5. Maman (1999): la dualité de la figure maternelle
Les araignées sont certainement les sculptures les plus connues de Louise Bourgois. Immenses et rachitiques, à la fois menaçantes et rassurantes, elles sont présentes dans son œuvre depuis les années 90 et toujours associées à la figure maternelle. À l’instar des autres modèles, Maman est une sculpture géante qui peut accueillir des dizaines de spectateurs entre ses pattes, telle une mère protectrice. Liée au travail de confection de tapisserie des parents de l’artiste, l’araignée est pour elle emplie des souvenirs de son enfance et représente à la fois son propre processus de création qui consiste à faire, défaire et refaire. Si cette arachnide symbolique apporte réconfort et chaleur, il demeure toutefois un animal ambivalent, source de phobies et de dégoût.

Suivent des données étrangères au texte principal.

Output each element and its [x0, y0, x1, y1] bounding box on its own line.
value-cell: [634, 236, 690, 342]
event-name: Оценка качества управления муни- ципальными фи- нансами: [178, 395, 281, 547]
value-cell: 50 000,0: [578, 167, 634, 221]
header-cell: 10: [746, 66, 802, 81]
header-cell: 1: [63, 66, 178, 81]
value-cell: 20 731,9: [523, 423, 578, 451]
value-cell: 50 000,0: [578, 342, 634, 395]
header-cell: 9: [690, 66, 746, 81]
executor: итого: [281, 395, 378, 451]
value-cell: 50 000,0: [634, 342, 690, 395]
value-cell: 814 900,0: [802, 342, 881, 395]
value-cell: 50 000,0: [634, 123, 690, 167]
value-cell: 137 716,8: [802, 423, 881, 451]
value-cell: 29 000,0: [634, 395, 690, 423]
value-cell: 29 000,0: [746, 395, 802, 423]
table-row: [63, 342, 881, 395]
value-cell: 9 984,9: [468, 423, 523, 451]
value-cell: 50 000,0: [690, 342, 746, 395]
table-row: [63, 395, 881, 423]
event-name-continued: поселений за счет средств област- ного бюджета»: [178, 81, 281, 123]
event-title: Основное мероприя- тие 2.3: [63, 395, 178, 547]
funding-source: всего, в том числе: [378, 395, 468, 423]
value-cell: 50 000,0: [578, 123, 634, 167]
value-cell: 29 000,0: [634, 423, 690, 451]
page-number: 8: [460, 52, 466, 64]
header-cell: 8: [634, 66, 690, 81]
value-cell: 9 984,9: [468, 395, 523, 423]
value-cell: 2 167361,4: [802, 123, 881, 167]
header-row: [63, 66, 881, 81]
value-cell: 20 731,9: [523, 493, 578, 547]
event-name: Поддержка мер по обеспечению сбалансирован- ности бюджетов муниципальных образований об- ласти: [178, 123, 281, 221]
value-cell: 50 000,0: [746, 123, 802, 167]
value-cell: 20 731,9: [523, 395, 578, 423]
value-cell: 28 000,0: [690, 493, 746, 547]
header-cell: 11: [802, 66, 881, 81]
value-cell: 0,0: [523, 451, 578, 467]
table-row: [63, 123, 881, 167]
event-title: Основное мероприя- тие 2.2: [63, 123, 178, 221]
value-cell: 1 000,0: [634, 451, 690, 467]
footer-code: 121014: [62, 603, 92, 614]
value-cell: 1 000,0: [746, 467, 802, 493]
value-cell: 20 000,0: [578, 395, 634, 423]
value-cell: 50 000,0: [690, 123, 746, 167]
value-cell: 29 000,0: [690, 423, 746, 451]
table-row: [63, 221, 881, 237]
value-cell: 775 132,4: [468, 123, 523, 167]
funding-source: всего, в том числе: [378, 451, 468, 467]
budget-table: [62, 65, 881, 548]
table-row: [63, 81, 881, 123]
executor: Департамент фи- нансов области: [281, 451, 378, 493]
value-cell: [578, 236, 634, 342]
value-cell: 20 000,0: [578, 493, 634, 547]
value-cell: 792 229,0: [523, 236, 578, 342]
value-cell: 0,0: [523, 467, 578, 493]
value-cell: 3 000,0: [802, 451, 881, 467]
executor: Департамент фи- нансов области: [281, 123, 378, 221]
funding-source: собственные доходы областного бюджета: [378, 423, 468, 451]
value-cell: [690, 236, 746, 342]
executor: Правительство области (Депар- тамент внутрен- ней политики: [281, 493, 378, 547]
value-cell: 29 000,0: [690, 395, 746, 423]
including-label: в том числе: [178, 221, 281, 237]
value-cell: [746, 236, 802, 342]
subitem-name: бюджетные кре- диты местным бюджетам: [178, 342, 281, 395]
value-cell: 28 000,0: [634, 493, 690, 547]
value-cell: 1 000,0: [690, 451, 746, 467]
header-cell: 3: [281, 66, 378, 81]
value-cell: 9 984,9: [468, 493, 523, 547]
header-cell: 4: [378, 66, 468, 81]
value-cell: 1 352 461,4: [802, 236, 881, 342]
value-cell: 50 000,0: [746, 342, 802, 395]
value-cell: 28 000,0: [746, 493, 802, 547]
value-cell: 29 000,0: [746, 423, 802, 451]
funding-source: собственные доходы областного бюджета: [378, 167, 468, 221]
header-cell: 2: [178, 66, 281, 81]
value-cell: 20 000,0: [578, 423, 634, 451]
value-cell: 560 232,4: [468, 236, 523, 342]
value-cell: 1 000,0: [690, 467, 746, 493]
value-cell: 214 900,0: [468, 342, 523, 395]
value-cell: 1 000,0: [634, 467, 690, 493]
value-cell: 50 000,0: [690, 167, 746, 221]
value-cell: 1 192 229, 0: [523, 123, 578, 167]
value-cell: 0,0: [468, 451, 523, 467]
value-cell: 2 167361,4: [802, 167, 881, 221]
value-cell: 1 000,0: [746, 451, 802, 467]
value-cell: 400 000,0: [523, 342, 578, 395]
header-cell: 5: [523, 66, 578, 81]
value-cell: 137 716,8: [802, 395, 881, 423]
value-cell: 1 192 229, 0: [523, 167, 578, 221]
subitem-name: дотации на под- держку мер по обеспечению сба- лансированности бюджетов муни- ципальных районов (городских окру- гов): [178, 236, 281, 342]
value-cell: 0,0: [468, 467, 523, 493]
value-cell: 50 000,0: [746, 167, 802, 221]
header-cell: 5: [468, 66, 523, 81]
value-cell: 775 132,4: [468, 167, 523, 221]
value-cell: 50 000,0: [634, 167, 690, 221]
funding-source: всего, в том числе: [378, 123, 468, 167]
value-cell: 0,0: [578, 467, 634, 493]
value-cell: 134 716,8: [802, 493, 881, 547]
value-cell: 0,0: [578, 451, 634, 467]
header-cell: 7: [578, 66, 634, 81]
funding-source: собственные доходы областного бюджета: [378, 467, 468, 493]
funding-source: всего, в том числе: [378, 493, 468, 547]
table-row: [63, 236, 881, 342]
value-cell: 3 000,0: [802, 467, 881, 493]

Louise Bourgeois en donnera d’ailleurs des représentations terrifiantes, comme pour poursuivre son travail d’extériorisation de ses peurs.
6. Cellule (la dernière montée) (2008): faire la paix avec soi-même
À la fin de sa vie, l’artiste a réalisé cette installation métaphorique comme pour clore un leitmotiv qui a rythmé toute son œuvre. Les Cellules, ces grandes cages froides renfermant divers objets ou sculptures, représentent une importante partie de l'œuvre de Louise Bourgeois durant les dernières années de sa carrière. Derrière cette apparente sévérité due au grillage métallique, leur nom révèle une ambiguïté plus subtile, “cellule” évoquant aussi bien la prison que la plus petite unité biologique des organismes vivants. Recoins intimistes, elles servent de lieux autobiographiques et d'appréhension nouvelle de l'espace. Sur celle que l'artiste dévoile en 2008, on aperçoit deux sphères de bois qui représentent ses parents, tandis que dans l’air flottent des sphères de verre bleues et une larme, perforée d’aiguilles. L'escalier monte au ciel, il est la “dernière montée” tout comme la dernière sculpture, une sorte de testament montrant le chemin à l'artiste qui s'éteindra seulement deux ans plus tard.